買い物に行って、スーパーの籠が手から滑り落ちた時、人差し指の爪に引っかかって爪が逆さに反り返ったようになり剝がれて3ミリぐらいだけを残して爪の半分ぐらいが剥がれてしまった。
そもそもの原因は、抗がん剤の後遺症で手のしびれが治らず物をよく落とすようになってしまったからである。

血が垂れてくるので、とっさの行動で前にあったスーパーのセロテープでぐるぐる巻きにして、何とか買い物をショッピングカートに詰め込んで家に帰った。
帰宅してから買い物をキッチンまでに運び分類して冷蔵庫に収納するまで我慢していた。
やっと椅子に座ると急に痛くなった。しかし、家には誰もいないので、聞こえよがしに「痛い、痛い」と叫んでみても馬鹿らしいのでブスッとしてお茶を入れて飲みながら考えた。
考えた結果、泣くほど痛いので痛み止めを飲むことにした。

インプラントをするときに歯科医院で処方してもらった薬がまだ残っていたのを思い出した。
ところが、どこに置いてあるのかすぐに思い出せなくて、痛い指をかばいながらあちこち探してやっと見つけた。

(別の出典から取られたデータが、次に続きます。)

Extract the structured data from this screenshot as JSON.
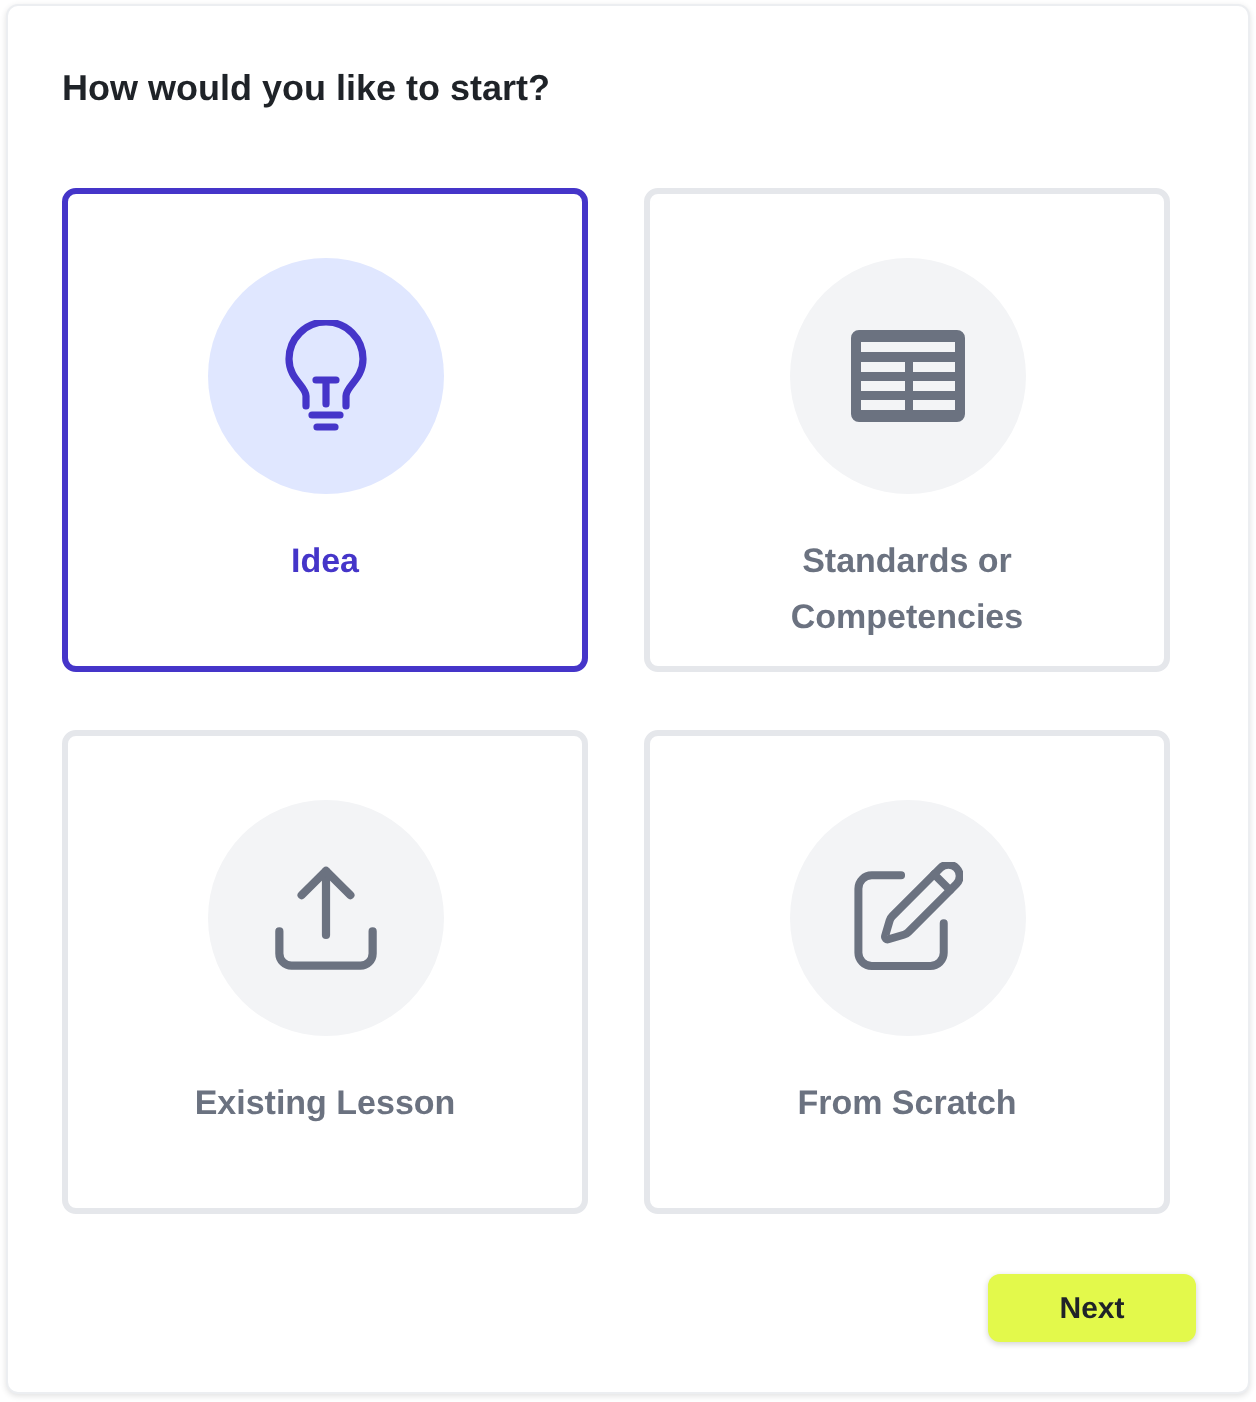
{
  "title": "How would you like to start?",
  "options": [
    {
      "label": "Idea",
      "selected": true
    },
    {
      "label": "Standards or Competencies",
      "selected": false
    },
    {
      "label": "Existing Lesson",
      "selected": false
    },
    {
      "label": "From Scratch",
      "selected": false
    }
  ],
  "next_button": {
    "label": "Next"
  }
}
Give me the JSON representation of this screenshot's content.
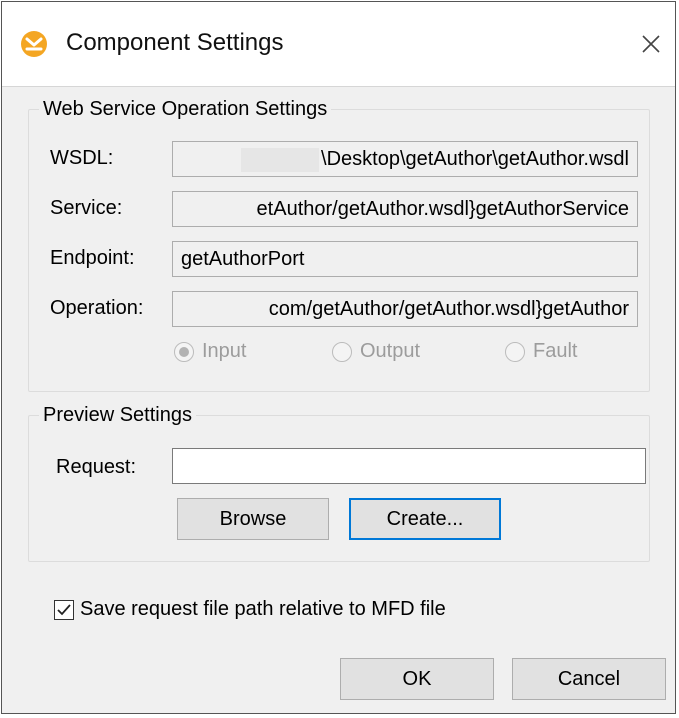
{
  "window": {
    "title": "Component Settings",
    "close_glyph": "✕",
    "icons": {
      "app": "mapforce-app-icon",
      "close": "close-icon"
    }
  },
  "wsdl_group": {
    "legend": "Web Service Operation Settings",
    "wsdl_label": "WSDL:",
    "wsdl_value": "\\Desktop\\getAuthor\\getAuthor.wsdl",
    "service_label": "Service:",
    "service_value": "etAuthor/getAuthor.wsdl}getAuthorService",
    "endpoint_label": "Endpoint:",
    "endpoint_value": "getAuthorPort",
    "operation_label": "Operation:",
    "operation_value": "com/getAuthor/getAuthor.wsdl}getAuthor",
    "radios": [
      {
        "label": "Input",
        "checked": true
      },
      {
        "label": "Output",
        "checked": false
      },
      {
        "label": "Fault",
        "checked": false
      }
    ]
  },
  "preview_group": {
    "legend": "Preview Settings",
    "request_label": "Request:",
    "request_value": "",
    "browse_label": "Browse",
    "create_label": "Create..."
  },
  "save_relative": {
    "label": "Save request file path relative to MFD file",
    "checked": true
  },
  "footer": {
    "ok_label": "OK",
    "cancel_label": "Cancel"
  },
  "colors": {
    "focus_border": "#0078d7",
    "app_icon": "#f4a623"
  }
}
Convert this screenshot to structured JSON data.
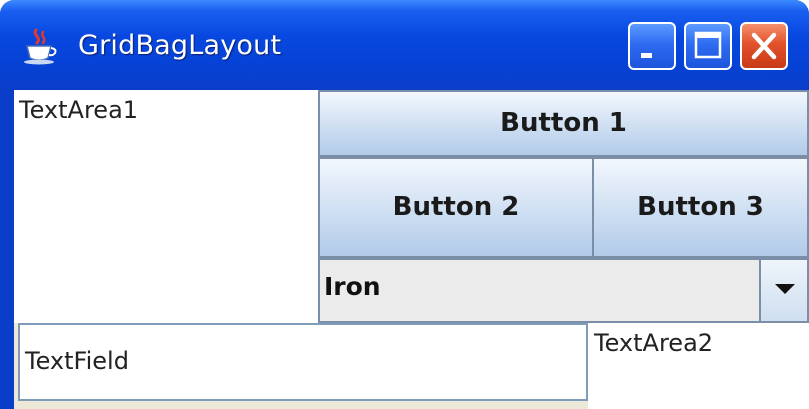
{
  "window": {
    "title": "GridBagLayout",
    "app_icon": "java-coffee-cup-icon",
    "controls": {
      "minimize_icon": "minimize-icon",
      "maximize_icon": "maximize-icon",
      "close_icon": "close-icon"
    },
    "colors": {
      "titlebar": "#0a3ec9",
      "close_button": "#e2522b",
      "client_background": "#ece9d8"
    }
  },
  "content": {
    "textarea1": "TextArea1",
    "button1": "Button 1",
    "button2": "Button 2",
    "button3": "Button 3",
    "combo": {
      "selected": "Iron",
      "arrow_icon": "chevron-down-icon"
    },
    "textfield": "TextField",
    "textarea2": "TextArea2"
  }
}
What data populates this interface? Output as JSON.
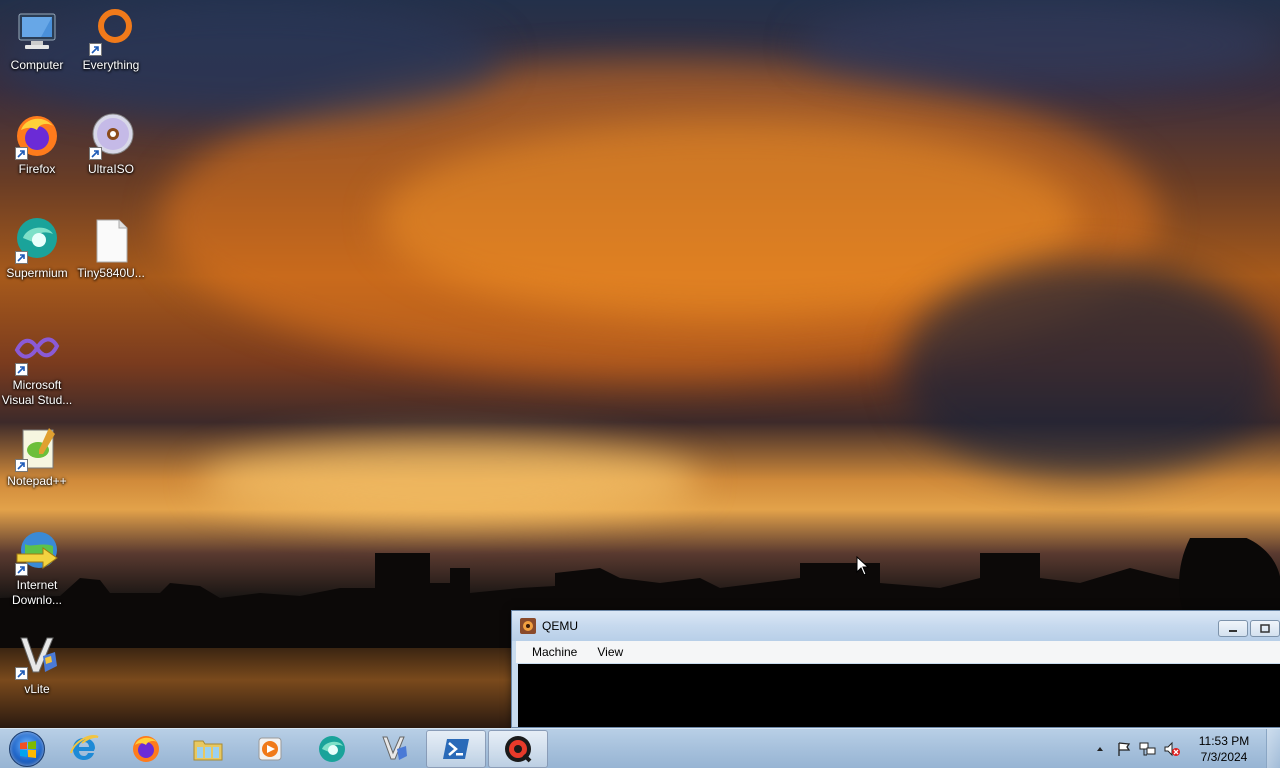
{
  "desktop": {
    "icons": [
      {
        "label": "Computer"
      },
      {
        "label": "Everything"
      },
      {
        "label": "Firefox"
      },
      {
        "label": "UltraISO"
      },
      {
        "label": "Supermium"
      },
      {
        "label": "Tiny5840U..."
      },
      {
        "label": "Microsoft Visual Stud..."
      },
      {
        "label": "Notepad++"
      },
      {
        "label": "Internet Downlo..."
      },
      {
        "label": "vLite"
      }
    ]
  },
  "qemu_window": {
    "title": "QEMU",
    "menu": [
      "Machine",
      "View"
    ]
  },
  "taskbar": {
    "pinned": [
      "Internet Explorer",
      "Firefox",
      "Windows Explorer",
      "Media Player",
      "Supermium",
      "vLite",
      "PowerShell",
      "QEMU"
    ],
    "clock": {
      "time": "11:53 PM",
      "date": "7/3/2024"
    }
  },
  "colors": {
    "taskbar": "#a8c2dd",
    "window_title": "#c6d9ee",
    "qemu_screen": "#000000"
  }
}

薬の説明書も一緒にあったのでよく読むと、一回に3錠飲むように書いてある。
とにかく、薬を飲んで痛みが和らぐのを待つしかない。
しかし、セロテープを剥がす事が一人ではできそうにないので、消毒も薬を塗ることもできない。

歯科医院でもらった薬の中には抗生物質もあったので、薬を塗る代わりにそれを飲むことにした。

この抗生物質は、「細菌を殺し、感染症を直す作用」がある。副作用も色々あるが背に腹は代えられない。
これ以上痛い事にはなりたくない。

薬を飲み終えて爪を見ると、先の方の血が固まってきている。出血は止まっているが、要はこのセロテープを痛くないように剥がす方法である。やっと考え着いたのは、一つはぬるま湯につける方法である。もう一つはハサミで少しづつ切っていく方法である。
しかし、息子が帰ってくるまでは待っていることにする。何かあっても片手では対処しかねるからである。それまでは、雨だれ技法でパソコンを打ってブログでも書いていよう。